Among Alzheimer's Disease (AD) tier 1 genes, BIN1 shows the greatest sex-biased expression in GTEx RNASeq, notably in brain tissues. Fine-mapping studies suggest that the BIN1 locus harbors at least two independent risk variants. We considered a region ±200kb around BIN1 and performed sex-stratified analyses to identify genome-wide significant variants with a sex-heterogenous effect in imputed data from the AD Genetics Consortium. We ran conditional analyses on rs6733839 to show that variants with sex-heterogenous effects were independent from the lead variant at this locus. Additionally, we performed sex- and rs6733839-genotype-stratified analyses to understand which haplotype drives this sex-heterogenous effect on AD risk and on BIN1 expression in brain tissue from the ROSMAP study. Rs10200967 has a significant sex-heterogenous effect on AD risk and is genome-wide significant in females but not males (Table 1). In the conditional analysis the association remains significant (pfemale = 6.5×10-3 , Table 2). The linkage disequilibrium between these two variants is low (r2 = 0.12).

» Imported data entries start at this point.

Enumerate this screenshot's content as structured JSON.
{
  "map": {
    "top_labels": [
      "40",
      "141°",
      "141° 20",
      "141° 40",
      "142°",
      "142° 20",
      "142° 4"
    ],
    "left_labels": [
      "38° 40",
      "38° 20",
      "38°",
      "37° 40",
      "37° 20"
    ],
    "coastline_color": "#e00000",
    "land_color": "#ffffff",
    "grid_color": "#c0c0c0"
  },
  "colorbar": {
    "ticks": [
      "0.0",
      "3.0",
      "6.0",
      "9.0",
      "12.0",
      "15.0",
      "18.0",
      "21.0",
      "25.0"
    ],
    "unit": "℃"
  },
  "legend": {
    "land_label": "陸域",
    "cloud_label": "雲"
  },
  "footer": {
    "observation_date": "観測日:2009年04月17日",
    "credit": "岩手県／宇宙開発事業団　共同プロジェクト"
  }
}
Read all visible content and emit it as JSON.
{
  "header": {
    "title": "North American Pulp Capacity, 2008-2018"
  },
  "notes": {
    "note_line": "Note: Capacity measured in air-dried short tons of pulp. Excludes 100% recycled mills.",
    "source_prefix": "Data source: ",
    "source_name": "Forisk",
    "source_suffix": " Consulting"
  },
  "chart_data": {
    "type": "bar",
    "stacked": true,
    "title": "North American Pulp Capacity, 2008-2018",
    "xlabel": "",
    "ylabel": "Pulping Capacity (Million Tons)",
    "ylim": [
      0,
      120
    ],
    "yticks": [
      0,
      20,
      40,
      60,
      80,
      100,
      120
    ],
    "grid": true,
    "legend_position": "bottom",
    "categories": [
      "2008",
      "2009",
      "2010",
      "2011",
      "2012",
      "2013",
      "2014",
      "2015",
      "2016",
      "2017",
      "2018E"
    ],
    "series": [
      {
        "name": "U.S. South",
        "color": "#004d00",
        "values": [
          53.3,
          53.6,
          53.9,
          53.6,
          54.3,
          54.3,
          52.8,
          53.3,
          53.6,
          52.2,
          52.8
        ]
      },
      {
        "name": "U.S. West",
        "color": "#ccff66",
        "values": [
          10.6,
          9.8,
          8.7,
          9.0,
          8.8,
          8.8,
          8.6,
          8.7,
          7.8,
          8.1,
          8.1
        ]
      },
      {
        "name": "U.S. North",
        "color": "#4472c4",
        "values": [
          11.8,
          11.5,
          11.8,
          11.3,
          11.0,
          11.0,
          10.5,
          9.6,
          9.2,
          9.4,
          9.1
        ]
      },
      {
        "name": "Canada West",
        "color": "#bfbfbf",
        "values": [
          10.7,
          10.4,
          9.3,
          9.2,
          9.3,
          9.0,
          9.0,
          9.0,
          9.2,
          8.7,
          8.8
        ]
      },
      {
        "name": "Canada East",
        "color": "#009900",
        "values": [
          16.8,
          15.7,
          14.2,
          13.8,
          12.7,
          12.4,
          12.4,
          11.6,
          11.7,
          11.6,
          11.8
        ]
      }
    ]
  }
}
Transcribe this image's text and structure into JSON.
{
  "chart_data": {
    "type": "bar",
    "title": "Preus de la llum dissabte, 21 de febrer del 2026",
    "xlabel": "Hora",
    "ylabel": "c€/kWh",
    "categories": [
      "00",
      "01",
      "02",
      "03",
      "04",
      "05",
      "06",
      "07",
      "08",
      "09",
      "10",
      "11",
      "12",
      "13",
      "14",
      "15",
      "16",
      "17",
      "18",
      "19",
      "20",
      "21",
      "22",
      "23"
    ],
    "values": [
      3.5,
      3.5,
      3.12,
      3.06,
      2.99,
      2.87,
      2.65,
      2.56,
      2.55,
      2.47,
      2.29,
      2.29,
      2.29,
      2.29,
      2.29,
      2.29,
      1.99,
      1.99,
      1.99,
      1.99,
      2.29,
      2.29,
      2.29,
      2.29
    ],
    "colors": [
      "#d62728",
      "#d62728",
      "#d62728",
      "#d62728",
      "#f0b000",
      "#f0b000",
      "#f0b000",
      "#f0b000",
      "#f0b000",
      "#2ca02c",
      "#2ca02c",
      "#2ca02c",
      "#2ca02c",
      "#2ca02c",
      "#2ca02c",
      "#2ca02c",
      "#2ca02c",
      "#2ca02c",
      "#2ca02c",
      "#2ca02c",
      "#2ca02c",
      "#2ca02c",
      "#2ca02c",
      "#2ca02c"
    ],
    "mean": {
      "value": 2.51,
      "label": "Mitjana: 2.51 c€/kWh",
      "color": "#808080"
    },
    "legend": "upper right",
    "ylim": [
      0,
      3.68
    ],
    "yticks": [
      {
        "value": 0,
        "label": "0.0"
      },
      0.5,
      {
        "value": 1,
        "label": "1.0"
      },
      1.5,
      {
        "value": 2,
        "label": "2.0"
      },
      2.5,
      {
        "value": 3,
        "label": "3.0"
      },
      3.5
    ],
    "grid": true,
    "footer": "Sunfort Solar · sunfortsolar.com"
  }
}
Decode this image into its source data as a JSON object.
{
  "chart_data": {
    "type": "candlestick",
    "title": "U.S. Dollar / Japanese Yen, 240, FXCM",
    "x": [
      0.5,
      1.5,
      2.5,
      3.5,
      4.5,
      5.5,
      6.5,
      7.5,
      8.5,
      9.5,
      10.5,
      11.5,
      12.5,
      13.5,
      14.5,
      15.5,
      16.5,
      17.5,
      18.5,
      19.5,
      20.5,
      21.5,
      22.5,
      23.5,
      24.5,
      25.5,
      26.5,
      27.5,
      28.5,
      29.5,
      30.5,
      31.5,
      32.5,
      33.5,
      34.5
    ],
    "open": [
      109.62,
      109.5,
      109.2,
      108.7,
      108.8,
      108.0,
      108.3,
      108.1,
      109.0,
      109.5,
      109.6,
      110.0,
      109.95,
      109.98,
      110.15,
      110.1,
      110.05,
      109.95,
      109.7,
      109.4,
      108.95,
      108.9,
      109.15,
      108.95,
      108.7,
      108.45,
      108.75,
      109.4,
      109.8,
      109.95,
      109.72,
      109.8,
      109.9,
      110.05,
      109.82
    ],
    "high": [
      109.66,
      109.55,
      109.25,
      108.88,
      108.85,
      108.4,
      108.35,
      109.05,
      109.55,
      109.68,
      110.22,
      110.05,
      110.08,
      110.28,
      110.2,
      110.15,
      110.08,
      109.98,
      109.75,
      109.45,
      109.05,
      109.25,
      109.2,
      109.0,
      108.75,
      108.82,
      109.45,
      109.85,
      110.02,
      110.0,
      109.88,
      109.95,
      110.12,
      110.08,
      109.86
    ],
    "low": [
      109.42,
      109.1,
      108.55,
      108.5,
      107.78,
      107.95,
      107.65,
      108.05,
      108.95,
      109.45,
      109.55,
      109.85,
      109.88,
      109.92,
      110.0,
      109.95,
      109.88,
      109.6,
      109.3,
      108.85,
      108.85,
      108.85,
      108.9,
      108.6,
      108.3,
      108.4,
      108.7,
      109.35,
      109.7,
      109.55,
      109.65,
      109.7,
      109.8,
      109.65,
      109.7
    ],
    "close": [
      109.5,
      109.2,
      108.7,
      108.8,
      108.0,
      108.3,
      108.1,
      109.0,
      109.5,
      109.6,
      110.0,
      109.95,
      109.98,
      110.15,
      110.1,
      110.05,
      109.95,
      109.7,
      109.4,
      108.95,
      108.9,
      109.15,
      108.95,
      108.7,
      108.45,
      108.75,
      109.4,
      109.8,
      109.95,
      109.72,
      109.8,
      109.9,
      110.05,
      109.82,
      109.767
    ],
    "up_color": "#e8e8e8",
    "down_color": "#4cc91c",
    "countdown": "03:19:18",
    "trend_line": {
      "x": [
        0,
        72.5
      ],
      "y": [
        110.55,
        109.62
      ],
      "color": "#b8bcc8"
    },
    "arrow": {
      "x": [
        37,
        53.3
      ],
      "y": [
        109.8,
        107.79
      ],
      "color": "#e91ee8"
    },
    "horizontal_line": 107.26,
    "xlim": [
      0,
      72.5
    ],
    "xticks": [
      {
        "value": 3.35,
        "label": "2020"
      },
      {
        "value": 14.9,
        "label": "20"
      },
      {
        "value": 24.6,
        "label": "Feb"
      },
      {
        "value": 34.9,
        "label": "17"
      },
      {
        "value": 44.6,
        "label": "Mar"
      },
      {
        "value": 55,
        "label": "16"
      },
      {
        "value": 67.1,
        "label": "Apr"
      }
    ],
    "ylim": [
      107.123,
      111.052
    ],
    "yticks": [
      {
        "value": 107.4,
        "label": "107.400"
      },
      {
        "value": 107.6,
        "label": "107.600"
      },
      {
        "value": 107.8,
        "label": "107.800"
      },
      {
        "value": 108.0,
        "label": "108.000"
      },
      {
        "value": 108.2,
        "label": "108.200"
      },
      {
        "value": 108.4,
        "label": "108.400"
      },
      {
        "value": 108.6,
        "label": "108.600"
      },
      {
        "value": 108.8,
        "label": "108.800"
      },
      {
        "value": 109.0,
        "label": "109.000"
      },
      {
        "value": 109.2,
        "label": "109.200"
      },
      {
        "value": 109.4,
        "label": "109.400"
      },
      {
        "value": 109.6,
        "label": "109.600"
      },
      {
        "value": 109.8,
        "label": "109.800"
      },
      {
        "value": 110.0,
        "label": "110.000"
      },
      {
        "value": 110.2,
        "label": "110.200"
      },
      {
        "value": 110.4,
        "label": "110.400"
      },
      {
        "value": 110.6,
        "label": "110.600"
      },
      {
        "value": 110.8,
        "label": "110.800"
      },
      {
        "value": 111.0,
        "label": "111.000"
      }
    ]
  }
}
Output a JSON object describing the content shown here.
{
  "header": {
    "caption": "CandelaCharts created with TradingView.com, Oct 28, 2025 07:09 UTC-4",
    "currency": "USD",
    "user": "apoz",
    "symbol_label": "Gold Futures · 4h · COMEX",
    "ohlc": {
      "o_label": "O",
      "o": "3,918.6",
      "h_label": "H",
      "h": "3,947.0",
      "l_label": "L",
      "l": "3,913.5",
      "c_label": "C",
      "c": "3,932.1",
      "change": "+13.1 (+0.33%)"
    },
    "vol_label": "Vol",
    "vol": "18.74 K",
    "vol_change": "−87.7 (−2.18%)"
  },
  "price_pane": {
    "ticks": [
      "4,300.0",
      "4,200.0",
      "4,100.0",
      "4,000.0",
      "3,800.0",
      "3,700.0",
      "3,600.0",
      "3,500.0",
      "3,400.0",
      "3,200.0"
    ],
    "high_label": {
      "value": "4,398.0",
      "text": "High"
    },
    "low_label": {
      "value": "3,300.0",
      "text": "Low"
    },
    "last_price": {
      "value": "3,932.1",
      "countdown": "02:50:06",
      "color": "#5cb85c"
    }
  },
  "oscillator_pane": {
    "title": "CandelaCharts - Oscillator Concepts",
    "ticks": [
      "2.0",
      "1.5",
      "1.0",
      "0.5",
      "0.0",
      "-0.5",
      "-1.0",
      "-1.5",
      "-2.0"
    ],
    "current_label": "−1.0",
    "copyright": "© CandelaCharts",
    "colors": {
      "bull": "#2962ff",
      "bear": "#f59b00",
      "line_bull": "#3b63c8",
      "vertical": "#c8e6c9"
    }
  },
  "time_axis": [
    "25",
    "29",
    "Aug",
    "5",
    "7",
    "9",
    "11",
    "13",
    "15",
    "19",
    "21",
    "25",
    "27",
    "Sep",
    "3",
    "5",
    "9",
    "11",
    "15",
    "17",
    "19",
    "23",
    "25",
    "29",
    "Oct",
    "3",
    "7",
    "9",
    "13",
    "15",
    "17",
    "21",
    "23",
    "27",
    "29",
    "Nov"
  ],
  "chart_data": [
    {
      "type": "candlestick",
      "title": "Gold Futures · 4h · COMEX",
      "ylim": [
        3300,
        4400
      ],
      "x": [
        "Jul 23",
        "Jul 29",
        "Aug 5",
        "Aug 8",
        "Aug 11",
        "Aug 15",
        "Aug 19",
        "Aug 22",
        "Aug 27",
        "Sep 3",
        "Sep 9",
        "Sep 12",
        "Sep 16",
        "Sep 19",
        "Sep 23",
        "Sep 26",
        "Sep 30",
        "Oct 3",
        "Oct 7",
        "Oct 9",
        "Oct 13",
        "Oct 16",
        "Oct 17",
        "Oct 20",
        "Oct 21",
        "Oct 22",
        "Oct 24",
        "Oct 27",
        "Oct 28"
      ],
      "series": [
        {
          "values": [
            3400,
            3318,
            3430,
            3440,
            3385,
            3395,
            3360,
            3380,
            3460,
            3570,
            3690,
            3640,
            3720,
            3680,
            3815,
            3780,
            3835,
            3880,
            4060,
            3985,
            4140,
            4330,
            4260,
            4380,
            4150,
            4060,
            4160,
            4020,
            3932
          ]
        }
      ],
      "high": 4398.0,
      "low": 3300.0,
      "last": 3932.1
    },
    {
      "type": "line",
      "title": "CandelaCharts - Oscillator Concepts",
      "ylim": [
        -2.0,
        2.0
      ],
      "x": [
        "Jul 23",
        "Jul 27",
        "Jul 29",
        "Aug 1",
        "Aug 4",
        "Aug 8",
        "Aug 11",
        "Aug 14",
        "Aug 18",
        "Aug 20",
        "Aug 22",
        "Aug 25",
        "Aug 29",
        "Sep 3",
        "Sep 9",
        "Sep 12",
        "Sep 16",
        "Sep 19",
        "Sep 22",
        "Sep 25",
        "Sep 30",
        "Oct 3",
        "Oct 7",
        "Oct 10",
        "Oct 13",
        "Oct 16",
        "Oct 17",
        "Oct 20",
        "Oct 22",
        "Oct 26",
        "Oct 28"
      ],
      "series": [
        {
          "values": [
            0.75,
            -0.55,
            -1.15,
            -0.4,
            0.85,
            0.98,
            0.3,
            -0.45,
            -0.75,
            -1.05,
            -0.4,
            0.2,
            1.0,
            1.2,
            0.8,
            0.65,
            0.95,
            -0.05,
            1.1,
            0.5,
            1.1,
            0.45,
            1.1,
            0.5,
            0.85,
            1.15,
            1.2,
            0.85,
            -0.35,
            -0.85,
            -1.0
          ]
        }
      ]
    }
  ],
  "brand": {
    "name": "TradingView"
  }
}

The protective association of rs10200967 is strongest in females homozygous for the major allele of rs6733839 (p = 1.1×10-3 ). Among individuals homozygous for the major allele of rs6733839, the effect of the interaction between rs10200967 dosage and sex on AD risk is significant (p = 3.2×10-3 ). In the full sample, the three-way interaction between these two variants and sex is significant (p = 0.021, Table 3). The rs10200967 minor allele is associated with an increased expression in GTEx (p = 6.0×10-15 , Figure 1) and ROSMAP (p = 9.1×10-3 , Table 4). Among rs6733839 reference allele homozygotes, the rs10200967 interaction with sex on BIN1 expression is significant (p = 0.0495). In the full ROSMAP sample, the three-way interaction is trending significant (p = 0.062, Table 5). Interestingly, rs10200967 is located in a histone peak and a start-exon of a BIN1 transcript (Figure 1) reinforcing its putative regulatory role. Our sex- and rs6733839-genotype stratified analyses, demonstrate that rs10200967 at the BIN1 locus is genome-wide significant, with a sex-heterogenous effect on AD risk and on BIN1 expression. These results support the growing consensus that there are two separate signals at the locus and suggest that rs10200967 contributes to the signal independent of rs6733839.